Salmos, 37
1. Salmo de Davi. Para servir de lembrança.*
1. Salmo. De Davide. Para memória.
2. Senhor, em vossa cólera não me repreendais, em vosso furor não me castigueis,
2. Senhor, não me repreendas na tua ira, nem me castigues no teu furor.
3. porque as vossas flechas me atingiram, e desceu sobre mim a vossa mão.
3. Com efeito, as tuas setas se me cravaram, e descarregou sobre mim a tua mão.
4. Vossa cólera nada poupou em minha carne, por causa de meu pecado nada há de intato nos meus ossos.
4. Nada há são na minha carne por causa da tua indignação, nada há intacto nos meus ossos, por causa do meu pecado.
5. Porque minhas culpas se elevaram acima de minha cabeça, como pesado fardo me oprimem em demasia.
5. Em verdade, as minhas culpas se elevaram acima da minha cabeça, como uma carga pesada me oprimem demasiadamente.
6. São fétidas e purulentas as chagas que a minha loucura me causou.
6. As minhas chagas estão infectas e purulentas, por causa da minha loucura.
7. Estou abatido, extremamente recurvado, todo o dia ando cheio de tristeza.
7. Deprimido, extremamente encurvado, todo o dia ando oprimido de tristeza.
8. Inteiramente inflamados os meus rins, não há parte sã em minha carne.
8. De facto, as minhas entranhas estão cheias de inflamação, não há parte alguma sã na minha carne
9. Ao extremo enfraquecido e alquebrado, agitado o coração, lanço gritos lancinantes.
9. Estou esgotado e grandemente abatido, o frêmito do meu coração arranca-me rugidos.
10. Senhor, diante de vós estão todos os meus desejos, e meu gemido não vos é oculto.
10. O Senhor, bem vês todos os meus desejos, e o meu gemido não te é oculto.
11. Palpita-me o coração, abandonam-me as forças, e me falta a própria luz dos olhos.
11. O meu coração palpita, a minha força abandona-me, a própria luz dos meus olhos me falta.
12. Amigos e companheiros fogem de minha chaga, e meus parentes permanecem longe.
12. Os meus amigos e os meus companheiros conservam-se afastados das minhas chagas, e os meus parentes põem-se ao longe.
13. Os que odeiam a minha vida armam-me ciladas; os que me procuram perder ameaçam-me de morte; não cessam de planejar traições.
13. Armam laços os que atentam contra a minha vida, e os que procuram a minha desgraça ameaçam desditas, todo o dia maquinam enganos.
14. Eu, porém, sou como um surdo: não ouço; sou como um mudo que não abre os lábios.
14. Eu, porém, como um surdo, não ouço, e sou como um mudo que não abre a boca.
15. Fiz-me como um homem que não ouve, e que não tem na boca réplicas a dar.
15. E tornei-me como um homem que não houve, e que não tem réplica na sua boca.
16. Porque é em vós, Senhor, que eu espero; vós me atendereis, Senhor, ó meu Deus.
16. Porque em ti.
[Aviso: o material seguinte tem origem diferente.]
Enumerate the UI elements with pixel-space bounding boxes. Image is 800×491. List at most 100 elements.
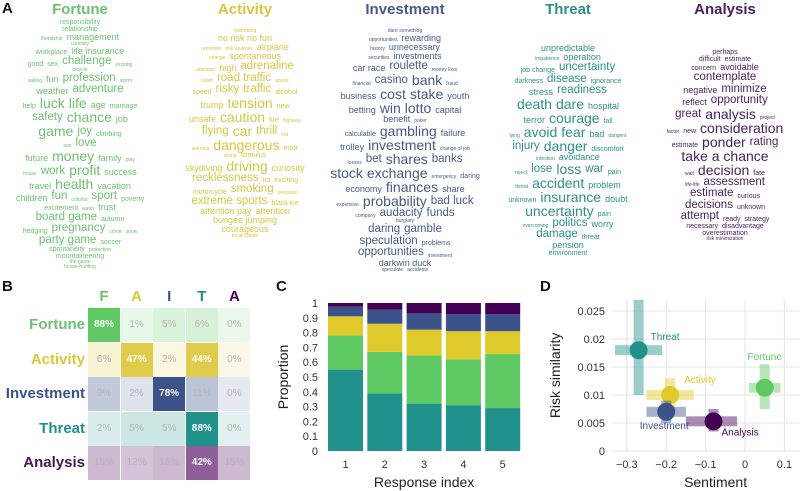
cloud-word: age [90, 99, 106, 110]
cloud-line: sun love [0, 137, 160, 150]
cloud-line: extreme sports black ice [165, 195, 325, 207]
cloud-line: relationship [0, 26, 160, 33]
heatmap-cell: 15% [153, 446, 186, 481]
cloud-line: overestimation [645, 230, 800, 237]
cloud-word: negative [683, 85, 718, 95]
cloud-word: expensive [336, 201, 359, 208]
y-tick-label: 0.1 [303, 431, 318, 443]
cloud-word: accidents [407, 266, 429, 273]
cloud-word: incalculable [231, 233, 259, 239]
cloud-line: bicycle [0, 67, 160, 73]
cloud-line: party game soccer [0, 234, 160, 246]
cloud-line: darkwin duck [325, 258, 485, 268]
cloud-word: children [15, 192, 48, 203]
cloud-word: reflect [682, 96, 707, 107]
cloud-line: game joy climbing [0, 124, 160, 138]
y-tick-label: 0.02 [584, 334, 605, 346]
cloud-word: profession [62, 71, 116, 84]
word-cloud-title: Analysis [694, 1, 756, 18]
cloud-word: friendship [40, 36, 63, 42]
cloud-line: children fun colorful sport poverty [0, 190, 160, 203]
cloud-word: snow [125, 228, 138, 235]
cloud-line: factor new consideration [645, 121, 800, 135]
scatter-plot: −0.3 −0.2 −0.1 0 0.1 0 0.005 0.01 0.015 0.02 0.025… [547, 299, 800, 490]
cloud-line: unpredictable [488, 44, 648, 53]
cloud-word: traffic [243, 83, 272, 95]
cloud-word: dangers [608, 132, 627, 139]
cloud-line: great analysis project [645, 107, 800, 121]
cloud-word: disadvantage [722, 222, 764, 230]
cloud-word: trump [200, 99, 224, 110]
cloud-word: airplane [256, 42, 289, 52]
heatmap-cell: 5% [120, 411, 153, 446]
y-tick-label: 0.9 [303, 313, 318, 325]
cloud-line: impatience operation [488, 53, 648, 62]
cloud-word: no risk no fun [217, 33, 273, 43]
word-cloud-investment: Investment dare something opportunities rew… [325, 0, 485, 273]
heatmap-cell: 2% [120, 377, 153, 412]
bar-segment [367, 303, 403, 310]
cloud-word: travel [29, 181, 52, 191]
cloud-line: islam road traffic abuse [165, 72, 325, 85]
cloud-word: analysis [705, 105, 756, 122]
y-tick-label: 0.5 [303, 372, 318, 384]
cloud-word: assessment [703, 175, 765, 188]
cloud-word: skydiving [185, 162, 223, 173]
cloud-word: benefit [383, 113, 411, 124]
cloud-word: take a chance [681, 147, 769, 164]
bar-segment [367, 393, 403, 451]
cloud-word: damage [536, 228, 578, 240]
cloud-line: friendship management [0, 33, 160, 42]
cloud-line: securities investments [325, 52, 485, 61]
cloud-line: speed risky traffic alcohol [165, 83, 325, 95]
cloud-word: spontaneous [229, 51, 281, 61]
cloud-word: rating [749, 136, 779, 148]
cloud-word: change of job [439, 145, 470, 152]
heatmap-cell: 6% [185, 308, 218, 342]
cloud-word: war [585, 163, 604, 175]
y-tick-label: 0.8 [303, 328, 318, 340]
cloud-word: probability [362, 192, 427, 209]
cloud-word: securities [368, 55, 390, 61]
bar-segment [367, 309, 403, 324]
bar-segment [367, 323, 403, 352]
cloud-word: ponder [702, 133, 746, 150]
bar-segment [328, 369, 363, 451]
x-axis-label: Sentiment [684, 474, 747, 490]
cloud-word: soccer [100, 239, 122, 246]
cloud-word: money loss [431, 66, 458, 73]
cloud-word: death [516, 95, 552, 112]
cloud-line: house-hunting [0, 265, 160, 270]
y-tick-label: 0.015 [578, 362, 606, 374]
cloud-word: risky [215, 83, 240, 95]
cloud-word: new [683, 127, 697, 135]
bar-segment [485, 331, 521, 355]
cloud-word: fall [603, 117, 613, 125]
cloud-word: fear [561, 123, 586, 140]
cloud-word: wait [685, 170, 694, 177]
word-cloud-title: Threat [545, 1, 591, 18]
cloud-word: family [98, 153, 122, 163]
cloud-word: poverty [121, 195, 145, 203]
cloud-line: board game autumn [0, 211, 160, 223]
cloud-word: pressure [277, 189, 298, 196]
cloud-word: thrill [256, 125, 278, 137]
cloud-word: dare something [387, 28, 423, 34]
cloud-word: adrenaline [240, 60, 294, 72]
cloud-line: spontaneity protection [0, 246, 160, 253]
cloud-word: speculation [359, 234, 418, 247]
cloud-word: risk analysis [225, 46, 253, 52]
cloud-word: daring [368, 223, 401, 235]
cloud-line: risk minimization [645, 236, 800, 242]
heatmap-row-label: Fortune [29, 316, 85, 333]
cloud-word: colorful [71, 196, 88, 203]
cloud-word: no [262, 177, 271, 184]
cloud-word: investment [427, 252, 453, 259]
cloud-word: money [52, 148, 95, 164]
cloud-word: betting [348, 104, 376, 115]
cloud-word: spontaneity [49, 246, 85, 253]
cloud-line: perhaps [645, 49, 800, 56]
cloud-word: exciting [274, 177, 298, 184]
cloud-word: skiing [223, 152, 237, 159]
cloud-line: courageous [165, 225, 325, 234]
Senhor, confio, tu me ouvirás. Senhor Deus meu.
17. Eis meu desejo: “Não se alegrem com minha perda; não se engrandeçam quando meu pé resvala”;
17. Digo, com efeito: "Não se alegrem à minha custa, não se ensoberbeçam contra mim quando o meu pé resvalar."
18. pois estou prestes a cair, e minha dor é permanente.
18. Realmente eu estou prestes a cair, a minha dor está sempre diante de mim.
19. Sim, minha culpa eu a confesso, meu pecado me atormenta.
19. Eu confesso a minha culpa, estou aflito por causa do meu pecado,
20. Entretanto, são vigorosos e fortes os meus inimigos, e muitos os que me odeiam sem razão.
20. Entretanto os que sem razão me atacam são poderosos e os que me odeiam injustamente são muitos.
21. Retribuem-me o mal pelo bem, hostilizam-me porque quero fazer o bem.
21. Os que tornam mal por bem hostilizam-me, porque eu sigo o bem.
22. Não me abandoneis, Senhor. Ó meu Deus, não fiqueis longe de mim.
22. Não me desampares. Senhor Deus meu, não te apartes de mim!
23. Depressa, vinde em meu auxílio, Senhor, minha salvação!
23. Acode prontamente em meu socorro. Senhor, salvação minha!